Saudi Arabia is usually referred to as an absolute monarchy. Therefore, you would think that King Abdullah is an absolute king with absolute powers. However, anyone familiar with things in this country would tell you this actually is not the case. Rather, the country is ruled through a consensus among the King, the royal family, tribal leaders as well as the religious establishment. Now being non-tribal, I’m not sure if tribal leaders still play a big role in this consensus, but the other two institutions are obviously very much involved in decision-making in the top level. No mention of the people here, of course, but that’s another post.

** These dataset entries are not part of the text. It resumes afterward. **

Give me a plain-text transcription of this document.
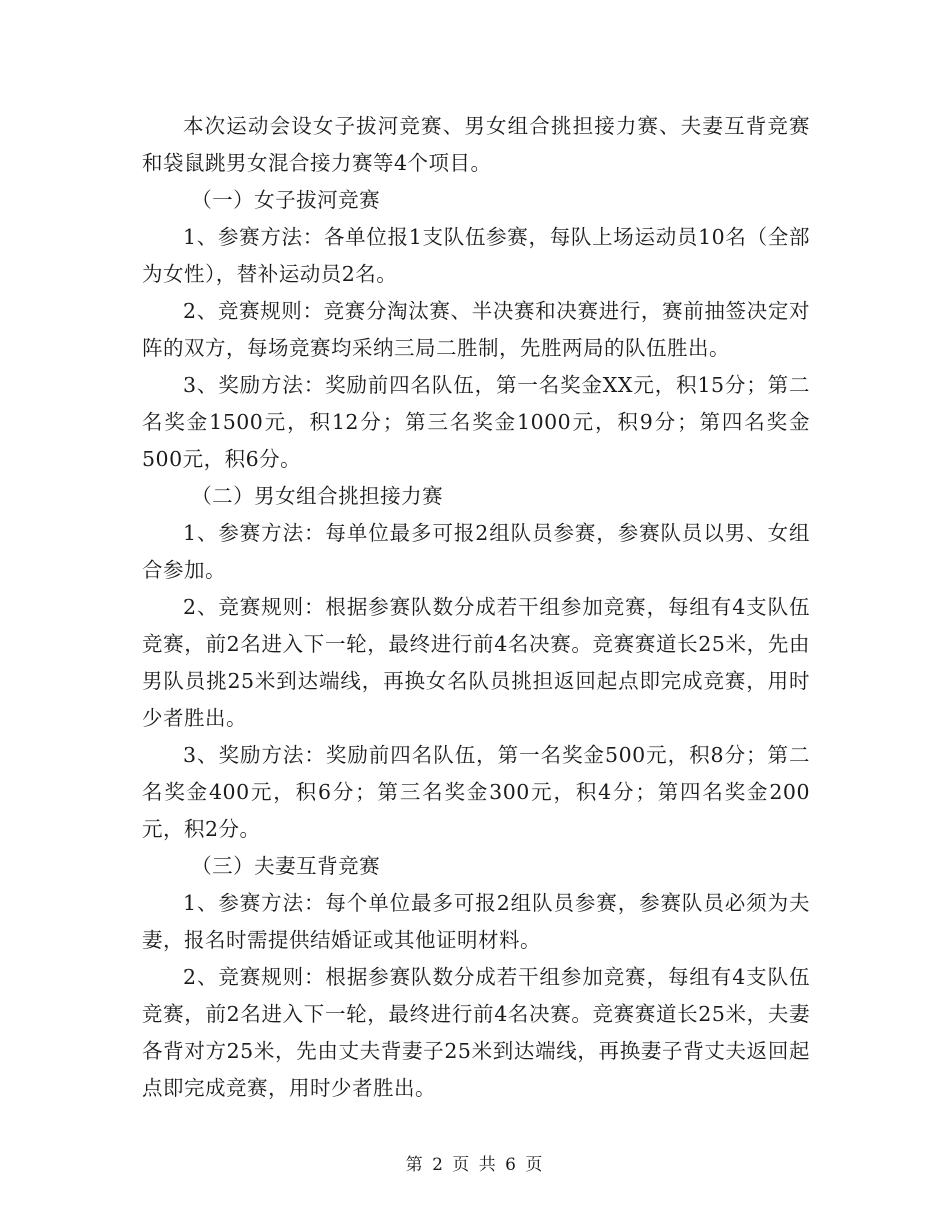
本次运动会设女子拔河竞赛、男女组合挑担接力赛、夫妻互背竞赛和袋鼠跳男女混合接力赛等4个项目。

（一）女子拔河竞赛

1、参赛方法：各单位报1支队伍参赛，每队上场运动员10名（全部为女性），替补运动员2名。

2、竞赛规则：竞赛分淘汰赛、半决赛和决赛进行，赛前抽签决定对阵的双方，每场竞赛均采纳三局二胜制，先胜两局的队伍胜出。

3、奖励方法：奖励前四名队伍，第一名奖金XX元，积15分；第二名奖金1500元，积12分；第三名奖金1000元，积9分；第四名奖金500元，积6分。

（二）男女组合挑担接力赛

1、参赛方法：每单位最多可报2组队员参赛，参赛队员以男、女组合参加。

2、竞赛规则：根据参赛队数分成若干组参加竞赛，每组有4支队伍竞赛，前2名进入下一轮，最终进行前4名决赛。竞赛赛道长25米，先由男队员挑25米到达端线，再换女名队员挑担返回起点即完成竞赛，用时少者胜出。

3、奖励方法：奖励前四名队伍，第一名奖金500元，积8分；第二名奖金400元，积6分；第三名奖金300元，积4分；第四名奖金200元，积2分。

（三）夫妻互背竞赛

1、参赛方法：每个单位最多可报2组队员参赛，参赛队员必须为夫妻，报名时需提供结婚证或其他证明材料。

2、竞赛规则：根据参赛队数分成若干组参加竞赛，每组有4支队伍竞赛，前2名进入下一轮，最终进行前4名决赛。竞赛赛道长25米，夫妻各背对方25米，先由丈夫背妻子25米到达端线，再换妻子背丈夫返回起点即完成竞赛，用时少者胜出。

第 2 页 共 6 页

Steven A. Cook, writing for Slate, says this is “one of the least understood but critically important factors that influence politics: informal institutions.” He continues:
It’s hard for outsiders—even those who live in Saudi Arabia—to see how this process works, because it is rooted in past practices around which certain norms and uncodified rules have developed. The unwritten exigency of consultation with the king’s disparate, and at times implicitly hostile, constituencies tends to constrain Abdallah’s policy options. Nevertheless, this is a tradeoff that Abdallah and other Saudi leaders are willing to make. According to Saudis, without this consultation, the cohesion and stability of the kingdom would be in jeopardy, raising the specter of a return to tribal conflict in the Arabian Peninsula. From this perspective, Saudi foot-dragging looks more like a measure of pragmatism.